Minimum Wage Hearing Philadelphia City Council Supporters of the legislation, which would extend the minimum wage ordinance to subcontractors such as those at the Philadelphia International Airport, packed Council chambers during a committee hearing last week.
Credit: Charles Mostoller / Metro

A bill was introduced today that would not only end the allowance of a sub-minimum wage for employees who receive tips but also raise the overall minimum wage to $12 an hour.

State Sens. Daylin Leach (D-Montogomery/Delaware) and Mike Stack (D-Philadelphia) introduced S.B. 1317, saying that poverty wages have been putting an impossible burden on working families for too long.

“Adjusting the minimum wage to account for inflation prevents working families from being trapped in poverty and reduces dependence on public assistance,” Stack said. “Fair wages for a day’s work is fundamental to achieving the American dream and generating self-determination and independence.”

Leach went on to say that tipped minimum wage hasn’t changed in more than 20 years and business owners have for too long been taking advantage of low-wage, disproportionately female workers. ““Pennsylvania’s economy will grow as over 1 million workers in PA would see their wages rise if we pass this bill.”

If this bill passes, it would index the minimum wage to inflation each year. Currently, 11 states do it that way.

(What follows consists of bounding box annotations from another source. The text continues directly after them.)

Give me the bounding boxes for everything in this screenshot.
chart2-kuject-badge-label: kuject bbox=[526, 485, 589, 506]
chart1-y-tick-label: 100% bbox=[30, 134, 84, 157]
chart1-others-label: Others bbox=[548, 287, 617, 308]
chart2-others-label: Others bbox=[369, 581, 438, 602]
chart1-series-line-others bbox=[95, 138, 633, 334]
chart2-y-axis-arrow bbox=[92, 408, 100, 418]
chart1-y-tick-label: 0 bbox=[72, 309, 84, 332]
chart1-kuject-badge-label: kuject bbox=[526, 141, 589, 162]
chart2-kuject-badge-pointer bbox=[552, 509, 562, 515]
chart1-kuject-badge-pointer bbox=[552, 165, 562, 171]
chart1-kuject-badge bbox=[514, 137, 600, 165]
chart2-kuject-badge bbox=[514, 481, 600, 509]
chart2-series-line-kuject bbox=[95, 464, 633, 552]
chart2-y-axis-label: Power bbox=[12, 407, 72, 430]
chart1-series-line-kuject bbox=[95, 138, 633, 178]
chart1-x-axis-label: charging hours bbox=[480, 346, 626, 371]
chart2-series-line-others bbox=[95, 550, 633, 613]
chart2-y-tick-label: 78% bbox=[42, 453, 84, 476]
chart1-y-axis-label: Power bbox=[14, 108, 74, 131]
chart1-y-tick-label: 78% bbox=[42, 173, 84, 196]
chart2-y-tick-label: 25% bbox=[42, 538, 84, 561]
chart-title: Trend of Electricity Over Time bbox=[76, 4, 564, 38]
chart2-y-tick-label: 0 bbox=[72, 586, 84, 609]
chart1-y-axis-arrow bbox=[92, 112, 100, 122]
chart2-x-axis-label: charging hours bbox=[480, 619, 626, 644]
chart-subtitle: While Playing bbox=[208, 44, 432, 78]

“In Pennsylvania, nearly two-thirds of minimum wage workers and workers in tipped occupations are women,” said Wendy Voet, executive director of Women’s Way. “In order to move the needle on women’s status as a whole, and to support the economic success of our communities, we need to support policies and programs to enhance women’s economic security.”

Current Pennsylvania law allows for a tip credit that permits employers to use tips against all but $2.83 of the current $7.25 minimum wage. The federal minimum wage for tipped workers is $2.13, and has not changed for more than 20 years.

Seven states with some of the country’s highest minimum wages don’t allow the tip credit, the senators noted.